For the Recently Diagnosed
I started playing the violin badly when I was about 10, and I’ve been playing badly ever since. As a result, I sometimes have trouble remembering what it’s like not to know how to hold the bow or how to curve my fingers over the strings. When I want to remember, I try playing the violin by holding the bow in my left hand and fingering with my right. “Wow! This is really hard,” I think to myself. “How does anyone do it?”
The same is true of my type 2 diabetes. I sometimes have trouble remembering what it was like when I had just been diagnosed and everything seemed so hard, but I’m going to try.
One thing I do remember was the sense of panic. All the popular press articles about diabetes mentioned losing legs or going blind from diabetes. This was scary.
Then there was the diet. On Monday for breakfast I had orange juice and a poached egg on white toast and butter.

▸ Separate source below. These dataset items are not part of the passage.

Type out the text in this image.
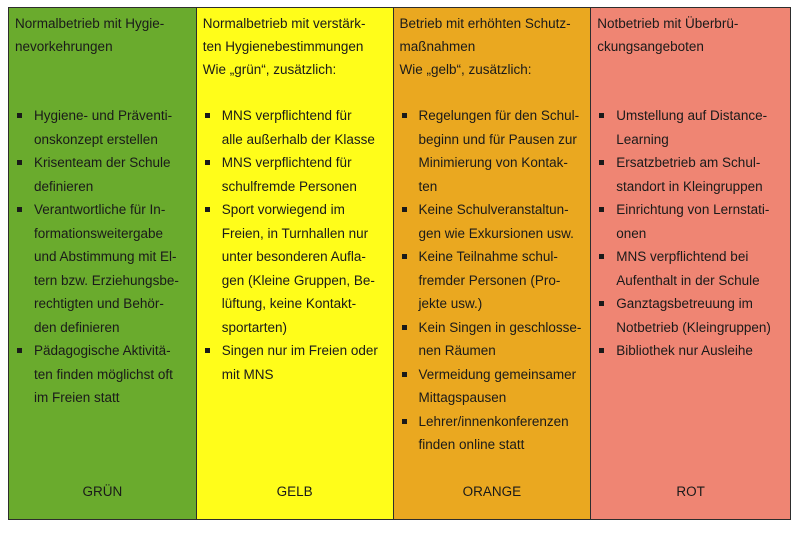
Normalbetrieb mit Hygie-
nevorkehrungen
Hygiene- und Präventi-
onskonzept erstellen
Krisenteam der Schule
definieren
Verantwortliche für In-
formationsweitergabe
und Abstimmung mit El-
tern bzw. Erziehungsbe-
rechtigten und Behör-
den definieren
Pädagogische Aktivitä-
ten finden möglichst oft
im Freien statt
GRÜN
Normalbetrieb mit verstärk-
ten Hygienebestimmungen
Wie „grün“, zusätzlich:
MNS verpflichtend für
alle außerhalb der Klasse
MNS verpflichtend für
schulfremde Personen
Sport vorwiegend im
Freien, in Turnhallen nur
unter besonderen Aufla-
gen (Kleine Gruppen, Be-
lüftung, keine Kontakt-
sportarten)
Singen nur im Freien oder
mit MNS
GELB
Betrieb mit erhöhten Schutz-
maßnahmen
Wie „gelb“, zusätzlich:
Regelungen für den Schul-
beginn und für Pausen zur
Minimierung von Kontak-
ten
Keine Schulveranstaltun-
gen wie Exkursionen usw.
Keine Teilnahme schul-
fremder Personen (Pro-
jekte usw.)
Kein Singen in geschlosse-
nen Räumen
Vermeidung gemeinsamer
Mittagspausen
Lehrer/innenkonferenzen
finden online statt
ORANGE
Notbetrieb mit Überbrü-
ckungsangeboten
Umstellung auf Distance-
Learning
Ersatzbetrieb am Schul-
standort in Kleingruppen
Einrichtung von Lernstati-
onen
MNS verpflichtend bei
Aufenthalt in der Schule
Ganztagsbetreuung im
Notbetrieb (Kleingruppen)
Bibliothek nur Ausleihe
ROT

On Tuesday, after the diagnosis, all these foods were supposed to be bad, either too sugary or too much fat.
What could I eat?
Like most people at that time (1996) I started out with the low-fat American Diabetes Association diet, although I modified it a bit to eat three vegetables (5 g of carbs) for each starch (15 g of carbs). It just didn’t make sense to me to eat a lot of bread and rice when I had a disease in which I couldn’t process starch.

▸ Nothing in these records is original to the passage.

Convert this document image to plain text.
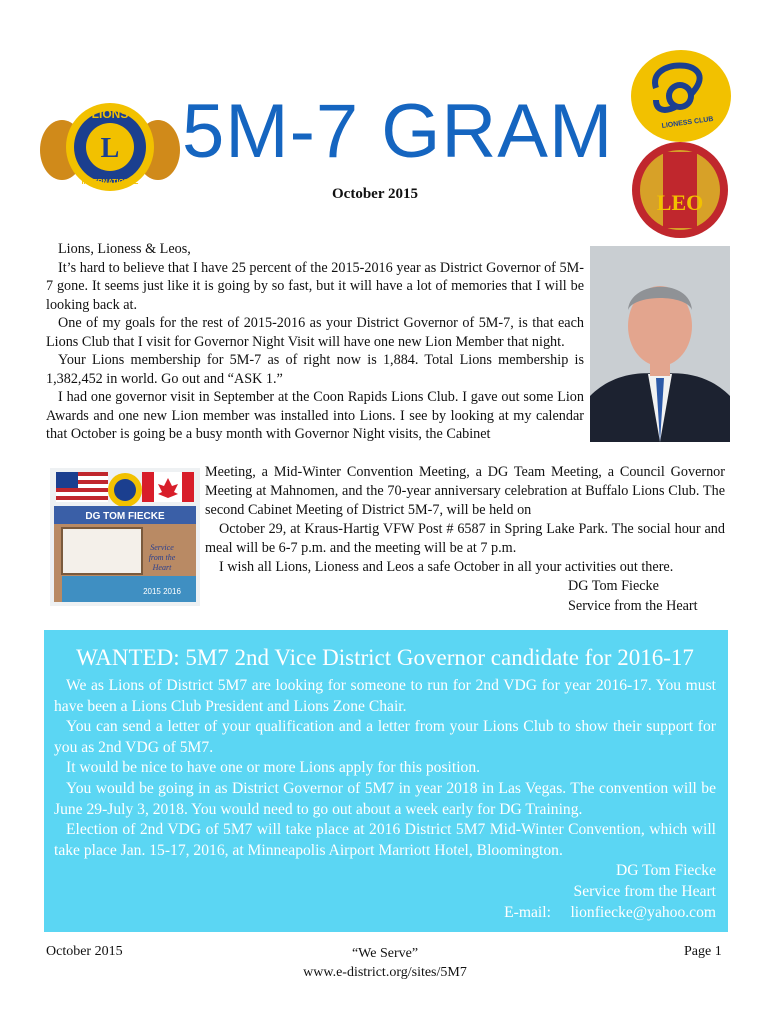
LIONS
INTERNATIONAL
L 5M-7 GRAM
October 2015
LIONESS CLUB
LEO

Lions, Lioness & Leos,

It’s hard to believe that I have 25 percent of the 2015-2016 year as District Governor of 5M-7 gone. It seems just like it is going by so fast, but it will have a lot of memories that I will be looking back at.

One of my goals for the rest of 2015-2016 as your District Governor of 5M-7, is that each Lions Club that I visit for Governor Night Visit will have one new Lion Member that night.

Your Lions membership for 5M-7 as of right now is 1,884. Total Lions membership is 1,382,452 in world. Go out and “ASK 1.”

I had one governor visit in September at the Coon Rapids Lions Club. I gave out some Lion Awards and one new Lion member was installed into Lions. I see by looking at my calendar that October is going be a busy month with Governor Night visits, the Cabinet

DG TOM FIECKE
Service
from the
Heart
2015 2016

Meeting, a Mid-Winter Convention Meeting, a DG Team Meeting, a Council Governor Meeting at Mahnomen, and the 70-year anniversary celebration at Buffalo Lions Club. The second Cabinet Meeting of District 5M-7, will be held on

October 29, at Kraus-Hartig VFW Post # 6587 in Spring Lake Park. The social hour and meal will be 6-7 p.m. and the meeting will be at 7 p.m.

I wish all Lions, Lioness and Leos a safe October in all your activities out there.

DG Tom Fiecke
Service from the Heart
WANTED: 5M7 2nd Vice District Governor candidate for 2016-17

We as Lions of District 5M7 are looking for someone to run for 2nd VDG for year 2016-17. You must have been a Lions Club President and Lions Zone Chair.

You can send a letter of your qualification and a letter from your Lions Club to show their support for you as 2nd VDG of 5M7.

It would be nice to have one or more Lions apply for this position.

You would be going in as District Governor of 5M7 in year 2018 in Las Vegas. The convention will be June 29-July 3, 2018. You would need to go out about a week early for DG Training.

Election of 2nd VDG of 5M7 will take place at 2016 District 5M7 Mid-Winter Convention, which will take place Jan. 15-17, 2016, at Minneapolis Airport Marriott Hotel, Bloomington.

DG Tom Fiecke
Service from the Heart
E-mail: lionfiecke@yahoo.com
October 2015	“We Serve”
www.e-district.org/sites/5M7
Page 1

But the diet allowed only 2 oz of lean meat at every meal, which made me feel very deprived, and I was ravenously hungry most of the time. I did lose weight, but I decided I didn’t want to live if I was ravenously hungry all the time, so I gradually switched to a low-carb diet. My hunger disappeared.
My weight loss slowed down too, but over the years it’s slowly continued because I’m now satisfied with a lot less food, and as a result I now have a normal body mass index.

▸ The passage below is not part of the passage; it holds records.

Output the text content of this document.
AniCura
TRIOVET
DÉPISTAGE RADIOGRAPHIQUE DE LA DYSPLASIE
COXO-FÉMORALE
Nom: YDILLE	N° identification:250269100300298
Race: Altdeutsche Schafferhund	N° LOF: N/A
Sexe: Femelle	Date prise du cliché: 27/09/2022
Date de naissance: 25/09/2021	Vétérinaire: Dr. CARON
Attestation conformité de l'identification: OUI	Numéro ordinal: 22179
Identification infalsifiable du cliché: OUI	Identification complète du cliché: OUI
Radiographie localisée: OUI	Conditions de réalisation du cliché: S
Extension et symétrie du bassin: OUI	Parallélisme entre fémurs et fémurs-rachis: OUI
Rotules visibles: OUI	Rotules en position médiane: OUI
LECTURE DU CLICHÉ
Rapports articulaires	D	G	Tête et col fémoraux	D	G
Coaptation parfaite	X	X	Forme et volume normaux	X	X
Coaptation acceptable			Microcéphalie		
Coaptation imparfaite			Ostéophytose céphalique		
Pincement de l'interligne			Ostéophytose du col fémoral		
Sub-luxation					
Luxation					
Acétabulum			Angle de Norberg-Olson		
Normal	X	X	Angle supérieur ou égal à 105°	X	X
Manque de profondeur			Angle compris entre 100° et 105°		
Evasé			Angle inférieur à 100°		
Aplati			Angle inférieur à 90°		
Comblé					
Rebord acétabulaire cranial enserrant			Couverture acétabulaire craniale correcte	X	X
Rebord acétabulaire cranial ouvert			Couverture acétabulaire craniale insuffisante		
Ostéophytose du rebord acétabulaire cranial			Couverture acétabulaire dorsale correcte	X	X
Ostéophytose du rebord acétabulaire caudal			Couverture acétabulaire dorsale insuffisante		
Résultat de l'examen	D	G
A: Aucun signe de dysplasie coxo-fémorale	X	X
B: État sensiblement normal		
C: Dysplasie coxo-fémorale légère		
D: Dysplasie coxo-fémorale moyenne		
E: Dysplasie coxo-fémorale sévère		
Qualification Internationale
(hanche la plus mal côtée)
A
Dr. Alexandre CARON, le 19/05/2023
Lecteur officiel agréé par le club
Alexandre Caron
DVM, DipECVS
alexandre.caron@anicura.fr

With time, I came to realize that the horrible side effects of diabetes aren’t preordained. It’s not diabetes that causes blindness and kidney failure. It’s poorly controlled diabetes that has these terrible side effects. As William Polansky, diabetes educator and author of Diabetes Burnout, says, “Well-controlled diabetes causes nothing.”
Still, it takes time to come to terms with it all. So if you’ve recently been diagnosed, don’t panic. Take a deep breath and start learning as much as you can about this disease. It’s not going to kill you right away. If you control it well, it probably won’t even damage you.
In fact, as one person said, the secret to good health is to get a chronic disease that forces you to take care of yourself. You may be healthier in 5 or 10 years than you are now.
Without diabetes you could live on junk food and never get any exercise except getting up occasionally to change the TV channels when you misplaced your remote. Then one day you’d probably drop from a heart attack. With diabetes, you’ll eat a healthy diet and get as much exercise as your age and physical condition allow. You may lose a lot of weight and feel much better about yourself as a result.
When I was diagnosed with type 2, I’d been trying to lose weight for about 30 years, the usual way. I’d eat less, especially fewer desserts, and I’d lose some weight. Then I’d think I was a thin person and stop dieting, and all the weight would come back, plus a little more. So in those 30 years I’d managed to put on an extra 30 pounds, a lot when you’re only 5 feet tall.
When I was diagnosed, I knew I couldn’t yo-yo diet anymore. This was serious. This wasn’t vanity. This was health. So I took it seriously and stuck to a diet even when my weight was down to an acceptable level. Weight isn’t everything. Blood glucose levels are also important, and diet plays a big role in what your glucose levels are.
Today I sometimes wonder why I ever liked some of the foods I used to eat. They’re really pretty tasteless, mostly sugar and salt and artificial flavorings.
Yes, type 2 diabetes can be a burden. But it can also be a blessing. It can be the kick in the pants you need to transition to a healthier lifestyle.
I know it’s hard to accept this at first. It takes time.
As you learn, remember that you have many “diabetes colleagues” who have gone through what you’re going through now and understand. With the Internet, we can now be in touch with these people. Reach out to them. Ask questions. Learn from their experiences as well as from your own.
As with my trying to play the violin left-handed, you may think, “Wow! This is really hard. How does anyone do it?” Yes, it’s very hard at first. But know that it does get easier.
So hang in there! Like many people with type 2 now getting normal blood sugar levels and enjoying active pursuits, you can do it too.